A serious effort to legalize is under way throughout Spain, but until that happens, social clubs operate in a legal vacuum which is a shame. A study by Autonomous University of Barcelona
found that the cannabis industry could put €3.3 billion in taxes and Social Security into Spain’s coffers, and lord knows the country could use it. With spectacular seed banks and legendary growers, psychedelic architecture and palm trees, the Mediterranean Sea and nightlife that never ends, Barcelona is much more than just another Amsterdam. This place is paradise, and the homegrown makes it even more so.

Spaniards celebrate their love for the leaf (Spain is behind only the United States and Iceland in per capita consumption) during Spannabis and the World Cannabis Conference, which brings more than 30,000 aficionados from Europe and around the world to Barcelona during the second weekend of every March for an expo that rivals Northern California’s famed Emerald Cup as the world’s largest.

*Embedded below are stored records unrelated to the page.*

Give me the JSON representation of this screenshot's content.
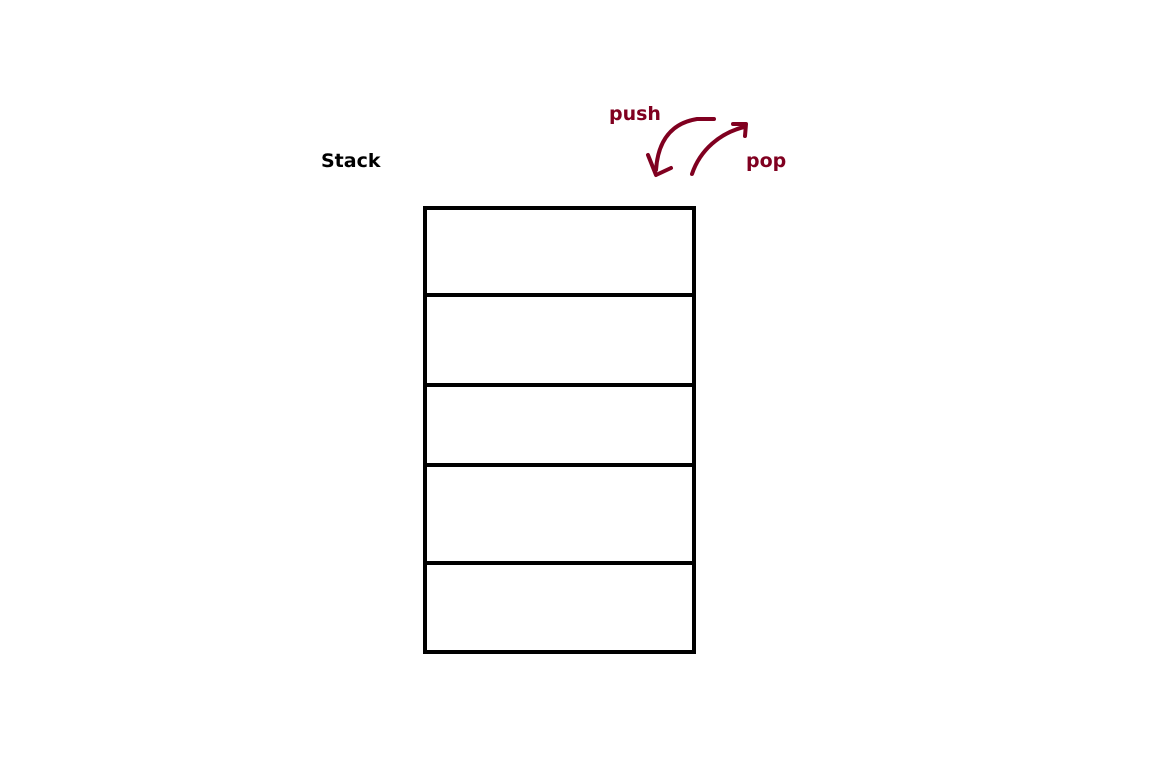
{
  "diagram": {
    "title": "Stack",
    "cells": [
      "",
      "",
      "",
      "",
      ""
    ],
    "operations": {
      "push": "push",
      "pop": "pop"
    }
  },
  "colors": {
    "stroke": "#000000",
    "accent": "#800020",
    "background": "#ffffff"
  },
  "icons": {
    "push": "curved-arrow-down-icon",
    "pop": "curved-arrow-up-icon"
  }
}
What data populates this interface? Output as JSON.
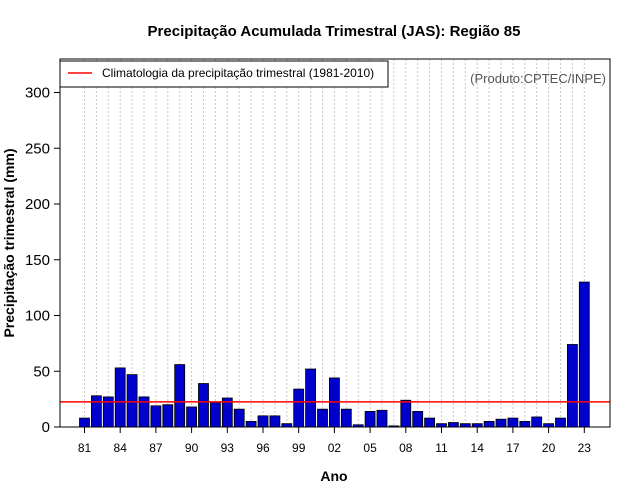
{
  "chart_data": {
    "type": "bar",
    "title": "Precipitação Acumulada Trimestral (JAS): Região 85",
    "xlabel": "Ano",
    "ylabel": "Precipitação trimestral (mm)",
    "credit": "(Produto:CPTEC/INPE)",
    "ylim": [
      0,
      330
    ],
    "yticks": [
      0,
      50,
      100,
      150,
      200,
      250,
      300
    ],
    "xtick_labels": [
      "81",
      "84",
      "87",
      "90",
      "93",
      "96",
      "99",
      "02",
      "05",
      "08",
      "11",
      "14",
      "17",
      "20",
      "23"
    ],
    "categories": [
      "1981",
      "1982",
      "1983",
      "1984",
      "1985",
      "1986",
      "1987",
      "1988",
      "1989",
      "1990",
      "1991",
      "1992",
      "1993",
      "1994",
      "1995",
      "1996",
      "1997",
      "1998",
      "1999",
      "2000",
      "2001",
      "2002",
      "2003",
      "2004",
      "2005",
      "2006",
      "2007",
      "2008",
      "2009",
      "2010",
      "2011",
      "2012",
      "2013",
      "2014",
      "2015",
      "2016",
      "2017",
      "2018",
      "2019",
      "2020",
      "2021",
      "2022",
      "2023"
    ],
    "values": [
      8,
      28,
      27,
      53,
      47,
      27,
      19,
      20,
      56,
      18,
      39,
      22,
      26,
      16,
      5,
      10,
      10,
      3,
      34,
      52,
      16,
      44,
      16,
      2,
      14,
      15,
      1,
      24,
      14,
      8,
      3,
      4,
      3,
      3,
      5,
      7,
      8,
      5,
      9,
      3,
      8,
      74,
      130
    ],
    "bar_color": "#0000cc",
    "climatology": {
      "label": "Climatologia da precipitação trimestral (1981-2010)",
      "value": 22.5,
      "color": "#ff0000"
    },
    "grid": "vertical dotted",
    "legend_position": "top-left"
  }
}
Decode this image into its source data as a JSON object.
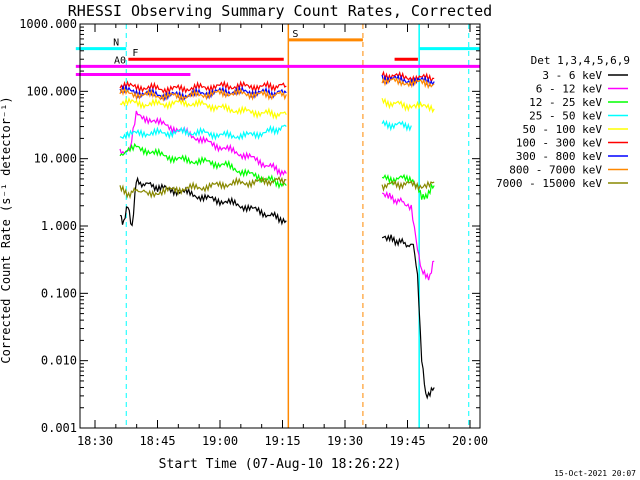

Reflecting Spaniards’ preference for smoking flower over vaping and edibles, the show is a deep dive into the serious genetics that have landed in the country as well as the tools and inputs necessary to grow them. It’s a plant lover’s paradise and if you’re into CBD, even better. CBD is being heavily marketed as a wellness product and tobacco substitute throughout Europe, and Spaniards’ appetite for CBD and hemp products has soared.

When you’re in Barcelona, make sure to visit the Hash Marihuana & Hemp Museum, a fascinating collection chronicling cannabis’s rich history as well as its promising future.

Located in a stunning 15th-century building in central Barcelona, the museum features a permanent exhibition that shows how the plant has been and continues to be used for industrial, nutritional, medicinal, sacramental, and recreational purposes and how modern citizens have fought against repressive government measures and prohibition.